Moral choices a personal issue

Pornography

The Bill proposes harsh penalties for those who use of electronic mediums to promote terrorism and extreme religious or cult activities, and publish pornography.

Photo credit: Courtesy

What you need to know:

  • Sending hard porn to your pastor would not be nice but even that should not be equated with child pornography.
  • We don’t know what specific experience prompted him to sponsor the Bill, but he will likely tell us when it comes up for debate.

Judging from two different news items this week, Kenyans, it would appear, are well-steeped in hedonism and they must be controlled through presidential fiat or draconian legislation lest the country turns into a latter-day Sodom and Gomorrah.
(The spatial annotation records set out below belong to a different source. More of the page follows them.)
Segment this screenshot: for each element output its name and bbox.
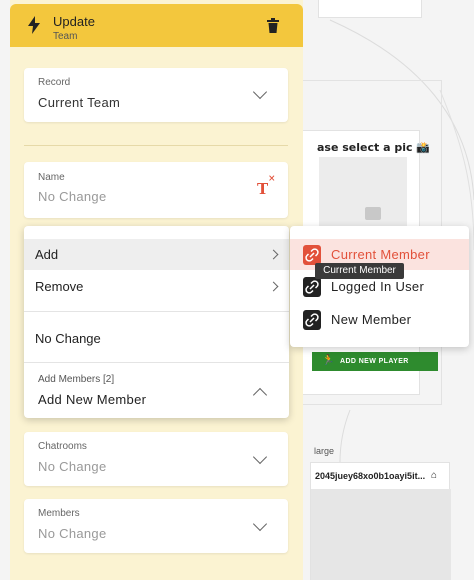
id-card[interactable]: 2045juey68xo0b1oayi5it... ⌂ bbox=[310, 462, 451, 580]
menu-item-label: Remove bbox=[35, 279, 84, 294]
runner-icon: 🏃 bbox=[322, 355, 335, 366]
menu-divider bbox=[24, 362, 289, 363]
chatrooms-label: Chatrooms bbox=[38, 441, 87, 452]
menu-item-remove[interactable]: Remove bbox=[24, 271, 289, 302]
home-icon[interactable]: ⌂ bbox=[431, 470, 437, 481]
chatrooms-field[interactable]: Chatrooms No Change bbox=[24, 432, 288, 486]
large-label: large bbox=[314, 446, 335, 456]
chevron-right-icon bbox=[268, 281, 279, 292]
submenu-item-new-member[interactable]: New Member bbox=[290, 304, 469, 335]
panel-subtitle: Team bbox=[53, 31, 78, 42]
chevron-down-icon[interactable] bbox=[252, 516, 268, 532]
add-members-label: Add Members [2] bbox=[38, 374, 115, 385]
record-value: Current Team bbox=[38, 95, 121, 110]
divider bbox=[24, 145, 288, 146]
menu-divider bbox=[24, 311, 289, 312]
chatrooms-value: No Change bbox=[38, 459, 107, 474]
submenu-item-label: Logged In User bbox=[331, 279, 425, 294]
chevron-down-icon[interactable] bbox=[252, 84, 268, 100]
add-members-menu: Add Remove No Change Add Members [2] Add… bbox=[24, 226, 289, 418]
menu-item-label: Add bbox=[35, 247, 59, 262]
record-field[interactable]: Record Current Team bbox=[24, 68, 288, 122]
tooltip: Current Member bbox=[315, 263, 404, 279]
panel-header: Update Team bbox=[10, 4, 303, 47]
name-field[interactable]: Name No Change T × bbox=[24, 162, 288, 218]
link-icon bbox=[303, 277, 321, 297]
add-new-player-button[interactable]: 🏃 ADD NEW PLAYER bbox=[312, 352, 438, 371]
panel-title: Update bbox=[53, 14, 95, 29]
id-card-body bbox=[311, 489, 451, 580]
members-field[interactable]: Members No Change bbox=[24, 499, 288, 553]
record-label: Record bbox=[38, 77, 71, 88]
chevron-right-icon bbox=[268, 249, 279, 260]
submenu-item-label: Current Member bbox=[331, 247, 430, 262]
bolt-icon bbox=[28, 16, 40, 34]
members-value: No Change bbox=[38, 526, 107, 541]
chevron-down-icon[interactable] bbox=[252, 449, 268, 465]
background-card-top bbox=[318, 0, 422, 18]
menu-item-no-change[interactable]: No Change bbox=[35, 331, 101, 346]
clear-format-icon[interactable]: T × bbox=[257, 174, 276, 198]
members-label: Members bbox=[38, 508, 80, 519]
trash-icon[interactable] bbox=[267, 18, 279, 33]
link-icon bbox=[303, 310, 321, 330]
chevron-up-icon[interactable] bbox=[252, 387, 268, 403]
name-label: Name bbox=[38, 172, 65, 183]
id-text: 2045juey68xo0b1oayi5it... bbox=[315, 471, 426, 481]
link-icon bbox=[303, 245, 321, 265]
name-value: No Change bbox=[38, 189, 107, 204]
picture-card-title: ase select a pic 📸 bbox=[317, 141, 431, 154]
add-members-value: Add New Member bbox=[38, 392, 147, 407]
menu-item-add[interactable]: Add bbox=[24, 239, 289, 270]
submenu-item-label: New Member bbox=[331, 312, 412, 327]
add-submenu: Current Member Logged In User New Member bbox=[290, 226, 469, 347]
add-new-player-label: ADD NEW PLAYER bbox=[340, 358, 409, 365]
image-icon bbox=[365, 207, 381, 220]
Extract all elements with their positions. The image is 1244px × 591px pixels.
First, they are avid consumers of pornography and want everyone around to like smut, and second, when they are not watching dirty movies, they want to drink alcohol all night without interference.

Of course, setting aside the deliberate hyperbole, they won’t be allowed any of those things which are the most unproductive pursuits possible, and the most ruinous to individuals and their families. So when Garissa Town MP Aden Duale proposes a Bill to forbid the sharing of pornographic material on the Internet and recommends draconian measures to curb the vice (25 years in jail or Sh20 million fine or both), he is not exactly introducing anything new; all he wants is to make such activities extremely painful to the perpetrators. We don’t know what specific experience prompted him to sponsor the Bill, but he will likely tell us when it comes up for debate.

Now, for Mr Duale to propose such measures, he must have done his homework and realised that the Cyber Crimes Act is, in part, an impotent piece of legislation, hence the need for the Computer Misuse and Cyber Crimes (Amendment) Act, 2020.

 But it must be understood that what he is proposing to do is not really earthshaking; he merely seeks to amend a comprehensive Act that lists at least 32 other offences constituting cybercrime, and the kind of punishment they deserve.

Child pornography

In fact, it is not clear what the brouhaha is all about since pornography in Kenya is already illegal. What he has done is to adopt the law against child pornography, which attracts severe sanctions worldwide, and extend the stringent sanctions against it to adults.

But, looking at the matter broadly, if an adult wants to waste his time watching his age mates fornicating and then sending the images to his friends, it is not the same as disseminating such images to children or filming the young ones “engaging in sexually explicit conduct”.

 That is probably why organisations like Atheists in Kenya and eminent jurists are against the amendments, arguing that such a measure would be tantamount to foisting specious morality on adults. They are probably right, but there is a danger that such content may fall into a child’s possession.

While it is true that some individuals have a dirty habit of infringing on other people’s privacy and using such images for blackmail or public embarrassment, trying to outlaw pornography per se among adults will be futile. What people do in private should not be the concern of anyone else, least of all government spooks.

In any case, no power on earth can police millions of Kenyans who choose to engage in such peculiar pursuits unless they affect others. You cannot ban pornography. The only way it can happen is to ban the Internet altogether or to dismantle the hundreds of websites that carry filthy content.

Sending hard porn to your pastor would not be nice but even that should not be equated with child pornography. Mr Duale may be doing the right thing, but one hopes he is not merely trying to shield the few members of the political class caught with their pants down. There is a need to rethink this amendment and make the punishment fit the crime.

As for those Kenyans agitating for the curfew hours to be relaxed so that they can drink without police poking their noses into matters of the throat, they probably have a point. There is still no proof that drinking alcohol until 11pm instead of 9pm contributes significantly to a rise in Covid-19 infections although, of course, alcohol does induce both jovial proximity and casual carelessness.

More pertinent are the woes of bar-owners and proprietors of hospitality joints. They have been hurting badly for a whole year due to reduced sales and they deserve a break.

* * *

Last week I was forced into exile in my rural home after two bouts of heavy rains — the first one a rare hailstorm — drenched Kajiado North where I live, sent electricity into a deep funk and there was no power for the next six days.

Things became so bad that I had to flee the stench from a week’s worth of food rotting in the fridge, and all this time, not a word from Kenya Power to explain just what went wrong.

For that reason, today I join those social media warriors calling for switching off Kenya Power; it has turned into a gluttonous behemoth with zero accountability.

The damage that a six-day blackout does to the economy is incalculable and the inconvenience to the consumers outrageous. Something must be done to end the monopoly the utility firm enjoys otherwise we shall keep lamenting that the first sign of rain is when the lights suddenly go off.